Introduction to Data Science

DSA 220 - Introduction to Data Science and Analytics

Author

Andrew DiLernia

Learning Objectives

  • Understand key data science terminology and the data science cycle

  • Understand fundamental data structures and file types

What is Data Science?

Data science is a field of study that consists of collecting, managing, and analyzing various types of data to produce meaningful insights.

Historically, data science tasks were more separated across different areas. Commonly, domain experts collected data, computer scientists managed it, and statisticians conducted analyses. In the modern field of data science, the boundaries between these distinct roles have been blurred, often requiring a data scientist to possess a combination of knowledge regarding the collection, management, and analysis of data.

The Data Science Cycle

The data science cycle is the typical pipeline of the data science process that includes the problem definition, data collection, data preparation, data analysis, and data reporting.
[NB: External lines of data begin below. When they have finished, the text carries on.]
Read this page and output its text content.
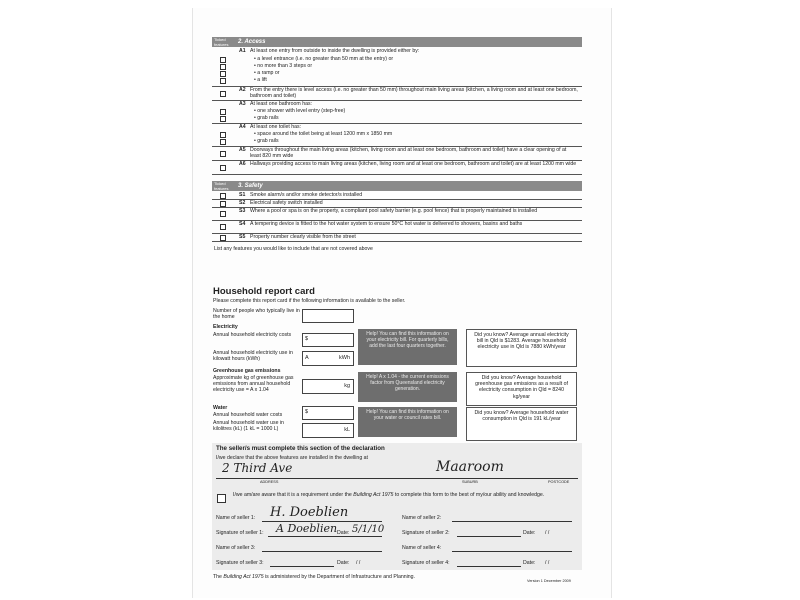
Ticked features 2. Access
A1 At least one entry from outside to inside the dwelling is provided either by:
• a level entrance (i.e. no greater than 50 mm at the entry) or
• no more than 3 steps or
• a ramp or
• a lift
A2 From the entry there is level access (i.e. no greater than 50 mm) throughout main living areas (kitchen, a living room and at least one bedroom, bathroom and toilet)
A3 At least one bathroom has:
• one shower with level entry (step-free)
• grab rails
A4 At least one toilet has:
• space around the toilet being at least 1200 mm x 1850 mm
• grab rails
A5 Doorways throughout the main living areas (kitchen, living room and at least one bedroom, bathroom and toilet) have a clear opening of at least 820 mm wide
A6 Hallways providing access to main living areas (kitchen, living room and at least one bedroom, bathroom and toilet) are at least 1200 mm wide
Ticked features 3. Safety
S1 Smoke alarm/s and/or smoke detector/s installed
S2 Electrical safety switch installed
S3 Where a pool or spa is on the property, a compliant pool safety barrier (e.g. pool fence) that is properly maintained is installed
S4 A tempering device is fitted to the hot water system to ensure 50°C hot water is delivered to showers, basins and baths
S5 Property number clearly visible from the street
List any features you would like to include that are not covered above
Household report card
Please complete this report card if the following information is available to the seller.
Number of people who typically live in the home
Electricity
Annual household electricity costs
$
Annual household electricity use in kilowatt hours (kWh)	A	kWh
Help! You can find this information on your electricity bill. For quarterly bills, add the last four quarters together.
Did you know? Average annual electricity bill in Qld is $1283. Average household electricity use in Qld is 7880 kWh/year
Greenhouse gas emissions
Approximate kg of greenhouse gas emissions from annual household electricity use = A x 1.04
kg
Help! A x 1.04 - the current emissions factor from Queensland electricity generation.
Did you know? Average household greenhouse gas emissions as a result of electricity consumption in Qld = 8240 kg/year
Water
Annual household water costs	$
Annual household water use in kilolitres (kL) (1 kL = 1000 L)	kL
Help! You can find this information on your water or council rates bill.
Did you know? Average household water consumption in Qld is 191 kL/year
The seller/s must complete this section of the declaration
I/we declare that the above features are installed in the dwelling at
2 Third Ave	Maaroom
ADDRESS	SUBURB	POSTCODE
I/we am/are aware that it is a requirement under the Building Act 1975 to complete this form to the best of my/our ability and knowledge.
Name of seller 1: H. Doeblien	Name of seller 2:
Signature of seller 1: A Doeblien Date: 5/1/10	Signature of seller 2:	Date: / /
Name of seller 3:	Name of seller 4:
Signature of seller 3:	Date: / /	Signature of seller 4:	Date: / /
The Building Act 1975 is administered by the Department of Infrastructure and Planning.
Version 1 December 2009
Data collection and preparation are usually the most time-consuming aspects of the cycle, often constituting about half of the total project time.

flowchart LR
  A(Problem \n Definition) --> B(Data \n Collection) --> C(Data \n Preparation) --> D(Data \n Analysis) --> E(Data \n Reporting)

  style A fill:#E69F00
  style B fill:#009E73
  style C fill:#56B4E9
  style D fill:#CC79A7
  style E fill:#D55E00

1. Problem Definition, Data Collection, and Preparation

This initial phase of the data science cycle sets the foundation for the entire project.

Problem Definition: The first step is to establish a clear and precise problem statement, defining the main goals and scope.

Data Collection: This is the process of gathering information on variables of interest either purposefully (e.g., a customer survey) or as a by-product of user activity (e.g., web search histories).

Data Preparation: Also called data processing, this is the step where raw data is cleaned and restructured into a form for analysis or visualization.

2. Data Analysis

Data Analysis: The process of analyzing data to discover meaningful insights.

Analyses can consist of calculating summary statistics for the data or implementing statistical models.

3. Data Reporting

The final step of the data science cycle is to effectively communicate the findings to the audience of interest. The style, conciseness, and amount of technical jargon should be tailored to a given audience.

Data visualization, the graphical presentation of data using visual elements such as charts, graphs, and maps, is a key component of data reporting. A main goal of data visualization is to make it easier and faster for the intended audience to understand complex information.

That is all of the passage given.